Growing up in 1980s Glasgow, young Shuggie Bain is described as being “not right” by his neighbors and relatives. The coded language is loaded with implications. Shuggie isn’t like his siblings for a few reasons — including the fact that he alone is saddled to care for their mother, who struggles with a severe alcohol dependency. In this Booker Prize-winning, gut-wrenching novel, Shuggie forges his own path.

"100 Boyfriends," by Brontez Purnell

Brotnez Purnell’s definition of “boyfriend” varies from one relationship to the next — but that’s exactly what makes this such a juicy read. You won’t find a buttoned-up gay love story in these pages: Purnell unearths the dysfunction of Black, broke and queer men falling in and out of love (or, well, lust).

"Juliet Takes a Breath" by Gabby Rivera

This YA novel sparkles with humor and an original voice. Juliet leaves her family in the Bronx for a summer — and by leaving the people who supposedly know her best, gets to know herself better. Before she flies to Portland to work with the feminist writer she admires, Juliet comes out to her family. The mess she leaves behind is an essential part of her journey.

"Red, White & Royal Blue" by Casey McQuiston

This hit novel rewrites the Prince Charming trope. In this royal rom-com, the prince of England and heir to the throne is gay, and longs for the son of the first woman president of the U.S. The romance is exactly as high-stakes and thrilling as it seems from the description. With the movie adaption forthcoming, read the book to capture the magic.

"We Do What We Do in the Dark" by Michelle Hart

Michelle Hart’s debut novel is wistful and funny at the same time, written with thrillingly precise language that will have you reaching for a pen to underline sentences. Mallory, lonely during her freshman year at college, becomes drawn toward an alluring older professor. The professor, a married woman, lets Mallory into her life, changing both of theirs forever. This isn’t the kind of affair novel you’ve read before: Hart cleverly disrupts tropes and won’t let you fill in any archetypes when you could.

"Oranges Are Not the Only Fruit" by Jeanette Winterson

Jeanette Winterson based this novel, part fairy-tale and part coming-of-age story, on her own life. The narrator, also named Jeanette, uses humor to cope with her adoptive mother’s controlling ways. Jeanette knows there’s life beyond the bubble of her religious upbringing. She listens to the voice in her head, and not the booming voice of her mother — even when it’s at its most overbearing. The prize-winning book is as much coming-out story as it is forging your own path story.

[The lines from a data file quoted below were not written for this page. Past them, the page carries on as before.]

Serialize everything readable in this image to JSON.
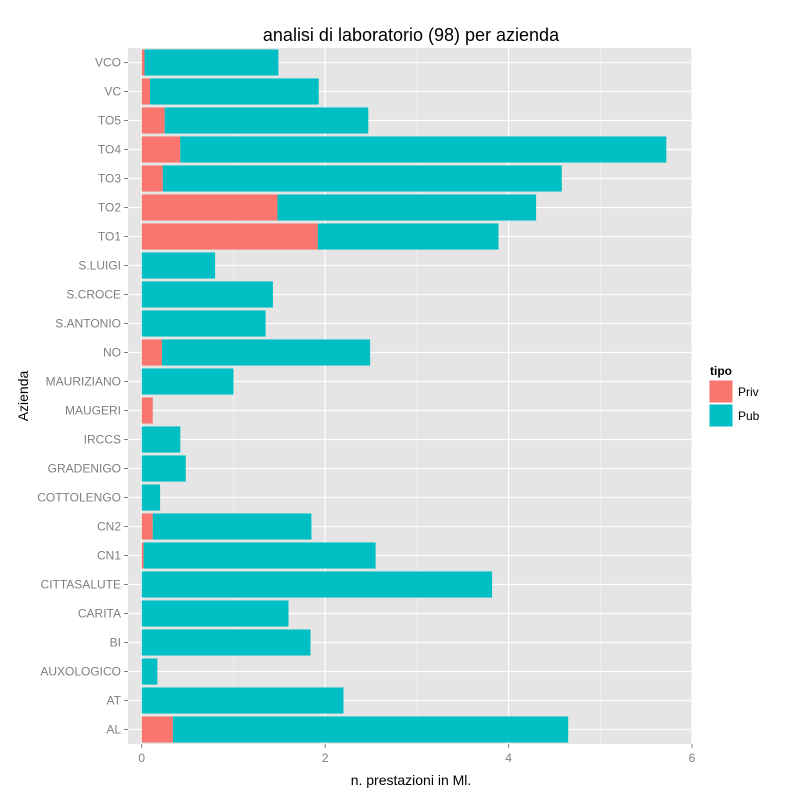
{
  "chart_data": {
    "type": "bar",
    "orientation": "horizontal",
    "stacked": true,
    "title": "analisi di laboratorio (98) per azienda",
    "xlabel": "n. prestazioni  in Ml.",
    "ylabel": "Azienda",
    "xlim": [
      -0.15,
      6
    ],
    "xticks": [
      0,
      2,
      4,
      6
    ],
    "grid": true,
    "legend_placement": "right",
    "legend_title": "tipo",
    "categories": [
      "AL",
      "AT",
      "AUXOLOGICO",
      "BI",
      "CARITA",
      "CITTASALUTE",
      "CN1",
      "CN2",
      "COTTOLENGO",
      "GRADENIGO",
      "IRCCS",
      "MAUGERI",
      "MAURIZIANO",
      "NO",
      "S.ANTONIO",
      "S.CROCE",
      "S.LUIGI",
      "TO1",
      "TO2",
      "TO3",
      "TO4",
      "TO5",
      "VC",
      "VCO"
    ],
    "series": [
      {
        "name": "Priv",
        "color": "#F8766D",
        "values": [
          0.34,
          0,
          0,
          0,
          0,
          0,
          0.02,
          0.12,
          0,
          0,
          0,
          0.12,
          0,
          0.22,
          0,
          0,
          0,
          1.92,
          1.48,
          0.23,
          0.42,
          0.25,
          0.09,
          0.03
        ]
      },
      {
        "name": "Pub",
        "color": "#00BFC4",
        "values": [
          4.31,
          2.2,
          0.17,
          1.84,
          1.6,
          3.82,
          2.53,
          1.73,
          0.2,
          0.48,
          0.42,
          0,
          1.0,
          2.27,
          1.35,
          1.43,
          0.8,
          1.97,
          2.82,
          4.35,
          5.3,
          2.22,
          1.84,
          1.46
        ]
      }
    ]
  }
}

"Call Me by Your Name" by André Aciman

Do you dare eat a peach? Andre Aciman’s Italy-set novel is unabashedly infused with longing and the mythology of summer. Elio is lounging at his family’s Italian villa when Oliver walks in and his life changes forever. Oliver is studying with Elio’s father and the two quickly bond, realizing that together they can achieve a kind of existence that’s more meaningful and immediate than one without each other.